A Companhia de Jesus distingue-se das demais ordens religiosas devido a uma escrita destinada a conformar uma Memória vocacionada para o governo daqueles sujeitos com quem estabeleceu relação no âmbito da sua prática pedagógico-evangélica; do mesmo modo, essa escrita foi concebida, desde as suas origens, para compor um vade-mécum que registasse as ações desenvolvidas nas «Quatro Partes do Mundo» pelos irmãos de Inácio, conhecimento esse destinado a compor uma melhor administração da prática missionária. Dentro deste amplo conjunto documental devemos considerar também uma porção significativa de escrita restrita, privada, destinada a ser conhecida apenas por alguns membros da Ordem e, por isso, editada, até à atualidade, apenas parcialmente; neste conjunto documental encontram-se ainda distintas ilustrações e gravuras que acompanham as diversas peças documentais guardadas em arquivos que, para além da Memória da Companhia de Jesus, mostram a distribuição espacial de um dispositivo de poder destinado, desde os seus primórdios, a tornar-se global.
Dentro deste variado conjunto de peças de informação, e nelas como um conjunto portador de uma lógica que ainda carece de investigações capazes de articular níveis analíticos na construção dessa globalidade, é possível encontrar chaves de leitura que tornem possível desvendar a conformação de uma imaginação etnográfica global sobre as diversas populações indígenas, com as suas devidas manifestações locais e ressignificações ocorridas ao longo do tempo.

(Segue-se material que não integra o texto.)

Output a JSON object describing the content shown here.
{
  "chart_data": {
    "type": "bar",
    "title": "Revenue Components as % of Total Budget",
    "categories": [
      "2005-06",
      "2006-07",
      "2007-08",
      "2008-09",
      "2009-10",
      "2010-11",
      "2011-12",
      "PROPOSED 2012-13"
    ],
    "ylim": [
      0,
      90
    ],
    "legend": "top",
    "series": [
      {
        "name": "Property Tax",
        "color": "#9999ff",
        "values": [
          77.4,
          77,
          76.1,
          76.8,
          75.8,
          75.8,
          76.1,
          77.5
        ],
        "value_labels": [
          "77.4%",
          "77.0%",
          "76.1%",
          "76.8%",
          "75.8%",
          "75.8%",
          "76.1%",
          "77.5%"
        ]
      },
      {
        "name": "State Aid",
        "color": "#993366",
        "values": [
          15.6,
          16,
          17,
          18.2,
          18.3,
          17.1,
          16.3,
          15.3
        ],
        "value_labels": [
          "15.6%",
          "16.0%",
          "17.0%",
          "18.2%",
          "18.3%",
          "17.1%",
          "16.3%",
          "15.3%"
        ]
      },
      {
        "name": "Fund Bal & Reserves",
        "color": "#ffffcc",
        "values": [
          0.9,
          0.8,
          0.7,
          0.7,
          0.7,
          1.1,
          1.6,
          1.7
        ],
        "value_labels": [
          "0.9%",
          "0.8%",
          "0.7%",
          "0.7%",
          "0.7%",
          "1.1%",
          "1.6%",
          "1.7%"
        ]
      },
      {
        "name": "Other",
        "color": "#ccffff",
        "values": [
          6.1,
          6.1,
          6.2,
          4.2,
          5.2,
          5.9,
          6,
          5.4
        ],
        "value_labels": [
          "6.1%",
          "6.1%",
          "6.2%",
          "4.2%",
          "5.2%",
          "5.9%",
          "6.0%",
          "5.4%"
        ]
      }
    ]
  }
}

O nosso Simpósio convoca, portanto, os diferentes investigadores e investigadoras a apresentar trabalhos concluídos, ou em curso, que permitam explorar os alcances e reconfigurações de uma escrita que assinalou muitas das expressões ideais, no sentido proposto por Kant, sobre o que significava ser indígena nos séculos XVI-XVIII. Deste modo, o Simpósio espera poder construir uma base de conhecimento ancorada num verdadeiro «jogo de escadas» que não só resgate a conformação daquela Memória e imaginação etnográfica global, mas cujo objetivo final é apresentar novas linhas de investigação possíveis de serem debatidas a partir de um posicionamento crítico face à escrita jesuítica.